Leatherhat on July 6th, 2012 3pm. Vita sales:"3 mil for COD 2 mil for AC. Maybe more. " thehusbo on July 6th, 2012 5pm. Vita sales:"5 mil for COD 2.2 mil for AC."
Very good dev budget estimations!
I'd say you're estimating Stranglehold, Crackdown and Far Cry 3 a lil bit too high though.
My argument is as follows:
The team size numbers provided by the devs themselves should be taken with a grain of salt (and I'm sure you do). I'd guess there is a risk that some big studios mite include all sorts of random people that have been involved with the production and are named in the credits, even people that shouldn't normally be regarded as team members - like external voice actors, hired researchers and expertise, recording technicians, marketing & packaging staff, people involved with the logistics and whatnot. Some of these should be counted under "outsourcing", while some should probably more be regarded as personel of the publishing department of the company rather than members of the dev team.
Also, big multi-project studios like Ubisoft Montreal probably have a bigger internal flow of dev staff working simultaneously on several projects, guys who are helping out with little things here and there on multiple games at the same time. Thus the total developer figure that is reported becomes artifically higher.
@Slimebeast:
I'd been using 2/3rds * reported peak, and then $100K per year/dev. for estimates. After some pondering yesterday, I think something closer to 0.6 * peak would be closer for HD budgets. I seriously doubt its as low as 0.5 * peak, on average, though. It will vary widely, over a zillion variables, so averaging is the best I can do.
The Strangehold article actually states that its budget was "in the tens of millions", which implies over 20 million, and my estimates would put it in the 25-27 million range... I think that number is likely to be pretty close.
With regards to Ubisoft Montreal, I kknow some bit about them, and yes I agree that they are going to not only share loads of personnel, but also that they tend to be more art-heavy, and less engineer-heavy, with their staff, which drops costs a little per-person.

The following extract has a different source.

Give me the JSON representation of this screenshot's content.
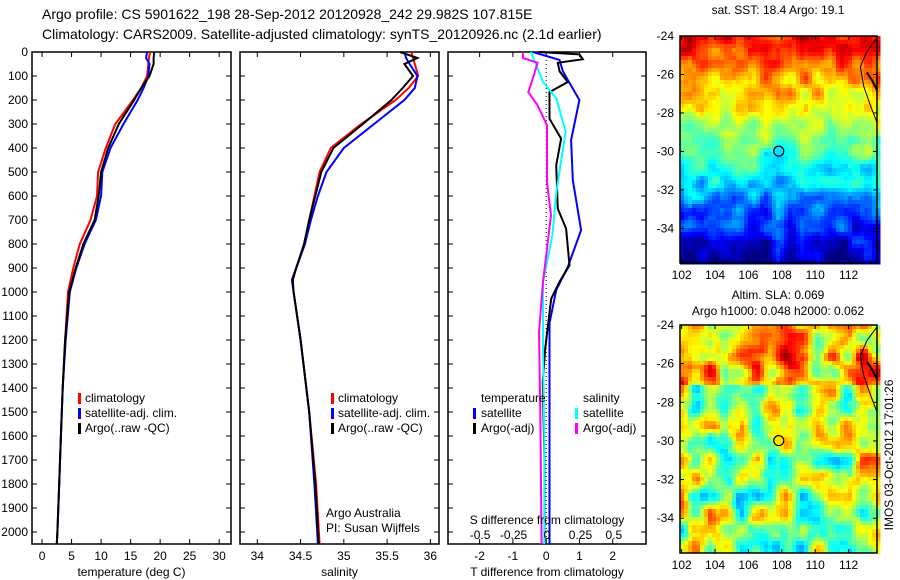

They also tend to overstaff their projects, however, and these reported numbers support that. $40M is probably a bit high, but I think something in the low 30s is very likely for Far Cry 2.
I shouldn't say they "overstaff" -- they just have a different approach than most devs, who tend to understaff, and expect their staff to work crazier and crazier hours as the project goes on. Ubisoft throws (alot) more people at a project as it nears completion, and then moves them somewhere else. They make a lot of great stuff there, IMO, so obviously they're doing a good job.